Improving mental health is a priority and the focus of national strategy in Scotland. This policy document describes how pharmacists can improve care for people with mental health conditions and makes six recommendations to enable enhanced roles for pharmacists.
Access to pharmacological and non-pharmacological therapies is critical to the effective and safe management of mental health conditions, yet timely access could be improved. Conversely, it is recognised that people are prescribed medicines for some conditions, e.g. anxiety and depression, for longer than is necessary and this must change.
Increasing numbers of pharmacists working within mental health services and GP practices are using prescribing skills to manage conditions by initiating, reviewing and reducing medication as part of the multidisciplinary team.
Many of the medicines used to treat mental health conditions are complex and associated with acute and chronic health risks and therefore require frequent blood and physical health monitoring, e.g. clozapine and lithium. Side effects vary from mild and short term to long-term and significant for some medicines. Improvement is required in monitoring and follow up to avoid and minimise the impact of medicines on physical health.
Pharmacists’ expertise in medicines could be better harnessed through new approaches to minimise and manage these risks in order to deliver safer care for people with mental health conditions. We have listened to our members, patients, patient representatives, pharmacy teams and other health care professionals and have gathered evidence of best practice and set out recommendations in this policy document that will make a real difference to improving care if implemented.

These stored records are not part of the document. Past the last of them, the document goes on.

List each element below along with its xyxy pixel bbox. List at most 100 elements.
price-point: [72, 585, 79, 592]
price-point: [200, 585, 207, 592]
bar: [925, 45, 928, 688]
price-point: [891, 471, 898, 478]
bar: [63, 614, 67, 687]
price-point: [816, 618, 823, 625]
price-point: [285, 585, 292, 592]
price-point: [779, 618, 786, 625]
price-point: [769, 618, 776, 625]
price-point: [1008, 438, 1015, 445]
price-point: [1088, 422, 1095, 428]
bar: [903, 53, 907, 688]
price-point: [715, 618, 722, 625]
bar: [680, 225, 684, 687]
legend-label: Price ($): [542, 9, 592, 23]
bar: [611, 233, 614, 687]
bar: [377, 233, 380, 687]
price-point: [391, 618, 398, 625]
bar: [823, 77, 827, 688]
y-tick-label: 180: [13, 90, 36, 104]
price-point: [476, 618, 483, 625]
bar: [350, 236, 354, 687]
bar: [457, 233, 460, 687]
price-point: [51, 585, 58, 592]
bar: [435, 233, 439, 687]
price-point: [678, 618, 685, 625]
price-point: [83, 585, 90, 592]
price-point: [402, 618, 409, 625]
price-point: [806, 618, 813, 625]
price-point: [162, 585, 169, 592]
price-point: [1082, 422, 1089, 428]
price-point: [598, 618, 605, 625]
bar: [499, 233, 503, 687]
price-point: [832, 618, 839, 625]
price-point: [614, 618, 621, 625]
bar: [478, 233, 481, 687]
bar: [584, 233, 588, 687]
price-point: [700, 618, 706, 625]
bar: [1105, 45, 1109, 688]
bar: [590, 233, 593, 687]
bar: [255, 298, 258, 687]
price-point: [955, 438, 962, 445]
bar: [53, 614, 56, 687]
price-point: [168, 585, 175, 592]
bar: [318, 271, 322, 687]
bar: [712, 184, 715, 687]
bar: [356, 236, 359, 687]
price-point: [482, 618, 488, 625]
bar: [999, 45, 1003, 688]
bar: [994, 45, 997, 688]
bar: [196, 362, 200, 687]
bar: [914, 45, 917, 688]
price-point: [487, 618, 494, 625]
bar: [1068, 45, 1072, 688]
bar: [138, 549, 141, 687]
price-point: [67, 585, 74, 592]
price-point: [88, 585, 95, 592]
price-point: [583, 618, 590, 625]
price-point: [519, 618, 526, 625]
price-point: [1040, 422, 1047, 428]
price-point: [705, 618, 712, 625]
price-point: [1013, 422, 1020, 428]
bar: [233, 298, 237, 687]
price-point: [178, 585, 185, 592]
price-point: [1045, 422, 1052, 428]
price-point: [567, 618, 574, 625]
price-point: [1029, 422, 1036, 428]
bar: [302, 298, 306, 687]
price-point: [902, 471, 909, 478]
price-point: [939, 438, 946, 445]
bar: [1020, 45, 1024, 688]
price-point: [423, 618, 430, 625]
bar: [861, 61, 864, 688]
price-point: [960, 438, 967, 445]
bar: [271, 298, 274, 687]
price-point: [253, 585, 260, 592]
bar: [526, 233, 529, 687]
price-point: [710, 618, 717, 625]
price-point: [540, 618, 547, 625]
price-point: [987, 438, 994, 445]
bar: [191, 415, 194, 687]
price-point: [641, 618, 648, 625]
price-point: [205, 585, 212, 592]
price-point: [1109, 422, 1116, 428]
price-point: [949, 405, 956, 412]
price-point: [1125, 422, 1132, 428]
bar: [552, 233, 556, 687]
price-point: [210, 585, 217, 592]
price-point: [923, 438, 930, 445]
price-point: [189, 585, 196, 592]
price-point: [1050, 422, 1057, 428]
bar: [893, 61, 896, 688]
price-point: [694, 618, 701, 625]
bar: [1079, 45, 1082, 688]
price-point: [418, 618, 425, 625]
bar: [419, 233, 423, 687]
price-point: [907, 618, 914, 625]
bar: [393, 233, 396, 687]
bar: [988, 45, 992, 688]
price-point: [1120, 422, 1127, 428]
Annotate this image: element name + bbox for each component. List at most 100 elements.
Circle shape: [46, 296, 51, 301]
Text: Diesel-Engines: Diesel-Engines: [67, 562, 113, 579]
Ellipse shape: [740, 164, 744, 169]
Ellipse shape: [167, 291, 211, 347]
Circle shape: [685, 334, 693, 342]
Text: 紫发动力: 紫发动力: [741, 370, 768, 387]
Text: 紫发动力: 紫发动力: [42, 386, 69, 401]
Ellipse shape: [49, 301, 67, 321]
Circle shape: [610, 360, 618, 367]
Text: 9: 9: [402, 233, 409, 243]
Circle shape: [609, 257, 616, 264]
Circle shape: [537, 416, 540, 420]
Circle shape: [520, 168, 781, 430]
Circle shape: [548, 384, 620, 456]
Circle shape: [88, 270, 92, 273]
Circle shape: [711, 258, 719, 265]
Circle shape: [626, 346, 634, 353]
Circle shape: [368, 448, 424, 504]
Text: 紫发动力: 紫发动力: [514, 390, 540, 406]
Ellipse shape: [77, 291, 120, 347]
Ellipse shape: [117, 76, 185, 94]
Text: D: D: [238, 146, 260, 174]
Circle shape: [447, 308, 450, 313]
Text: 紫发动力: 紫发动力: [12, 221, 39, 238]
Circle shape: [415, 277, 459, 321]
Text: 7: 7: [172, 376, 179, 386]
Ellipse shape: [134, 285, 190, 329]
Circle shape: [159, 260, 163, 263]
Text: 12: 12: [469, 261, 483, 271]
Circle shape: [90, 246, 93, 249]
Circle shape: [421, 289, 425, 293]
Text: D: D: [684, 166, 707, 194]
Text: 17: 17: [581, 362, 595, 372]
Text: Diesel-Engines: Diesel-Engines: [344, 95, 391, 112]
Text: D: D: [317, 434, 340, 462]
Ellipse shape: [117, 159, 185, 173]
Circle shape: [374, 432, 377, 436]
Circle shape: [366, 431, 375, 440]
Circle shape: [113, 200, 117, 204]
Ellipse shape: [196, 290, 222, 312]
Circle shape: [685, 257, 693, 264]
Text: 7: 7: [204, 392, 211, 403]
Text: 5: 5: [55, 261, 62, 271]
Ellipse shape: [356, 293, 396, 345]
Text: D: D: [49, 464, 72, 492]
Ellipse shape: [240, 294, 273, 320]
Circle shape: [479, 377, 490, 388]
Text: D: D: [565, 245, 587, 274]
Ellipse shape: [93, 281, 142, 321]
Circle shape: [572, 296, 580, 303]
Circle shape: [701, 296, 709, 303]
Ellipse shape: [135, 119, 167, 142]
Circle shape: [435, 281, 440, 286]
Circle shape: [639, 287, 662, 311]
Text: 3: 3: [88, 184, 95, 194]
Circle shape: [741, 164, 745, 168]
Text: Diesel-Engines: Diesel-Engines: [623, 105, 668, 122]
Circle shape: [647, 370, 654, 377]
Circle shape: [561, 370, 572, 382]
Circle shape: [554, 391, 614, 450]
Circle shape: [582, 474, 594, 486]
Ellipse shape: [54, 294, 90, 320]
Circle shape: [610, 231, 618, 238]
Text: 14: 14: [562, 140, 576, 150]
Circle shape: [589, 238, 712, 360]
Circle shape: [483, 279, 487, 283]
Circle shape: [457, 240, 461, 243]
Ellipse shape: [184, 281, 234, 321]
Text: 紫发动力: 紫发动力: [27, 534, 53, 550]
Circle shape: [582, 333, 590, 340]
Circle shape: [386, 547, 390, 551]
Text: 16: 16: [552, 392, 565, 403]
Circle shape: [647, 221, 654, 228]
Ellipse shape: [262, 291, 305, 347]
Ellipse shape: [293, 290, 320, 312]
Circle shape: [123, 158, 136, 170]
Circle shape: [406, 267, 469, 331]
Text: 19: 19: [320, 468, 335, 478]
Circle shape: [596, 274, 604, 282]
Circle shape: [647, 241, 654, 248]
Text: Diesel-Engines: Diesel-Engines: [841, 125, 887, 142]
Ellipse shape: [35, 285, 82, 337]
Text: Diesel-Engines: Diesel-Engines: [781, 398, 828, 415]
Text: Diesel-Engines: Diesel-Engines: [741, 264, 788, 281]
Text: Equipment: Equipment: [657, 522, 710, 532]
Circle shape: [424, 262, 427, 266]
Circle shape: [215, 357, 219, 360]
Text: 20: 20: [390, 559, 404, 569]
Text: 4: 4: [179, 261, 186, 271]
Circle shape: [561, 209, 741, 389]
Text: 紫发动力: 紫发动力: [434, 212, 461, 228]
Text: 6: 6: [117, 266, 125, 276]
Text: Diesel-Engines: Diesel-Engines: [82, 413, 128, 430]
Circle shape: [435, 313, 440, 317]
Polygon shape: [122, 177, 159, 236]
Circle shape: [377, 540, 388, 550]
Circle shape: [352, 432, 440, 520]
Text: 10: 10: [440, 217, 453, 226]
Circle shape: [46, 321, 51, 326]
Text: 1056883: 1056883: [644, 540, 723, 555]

The expertise, clinical knowledge and accessibility of pharmacists across the NHS should be better used within multidisciplinary teams to support people with mental health conditions to help them live longer and healthier lives.
One in three adults in Scotland experience mental health conditions in their lifetime. People with a life-long mental health condition are likely to die 15-20 years prematurely because of poor physical health, 1 much of which is preventable with improved patient care and risk management.
The Scottish Government’s Mental Health Strategy 2017- 2027 has a vision of a Scotland where people can get the right help at the right time, expect recovery, and fully enjoy their rights, free from discrimination and stigma.
RPS Scotland has undertaken a review of pharmacy involvement in mental health and believes that better use of the pharmaceutical care* expertise and skills of pharmacists, better resourcing of existing services and commissioning of new models of care could help to realise the aims and ambitions of the strategy.
Our policy recommendations are aimed at key stakeholders tasked with implementing Scotland’s mental health strategy and primary care transformation, and individual practitioners who have collective responsibility for ensuring they provide the best possible pharmaceutical care for people with mental health conditions.
Pharmaceutical care is a holistic practice which aims to provide the right patient with the right medicines in the right dose at the right time for the right reasons to achieve agreed outcomes. Medicines should have an active indication and be as effective and as safe as possible.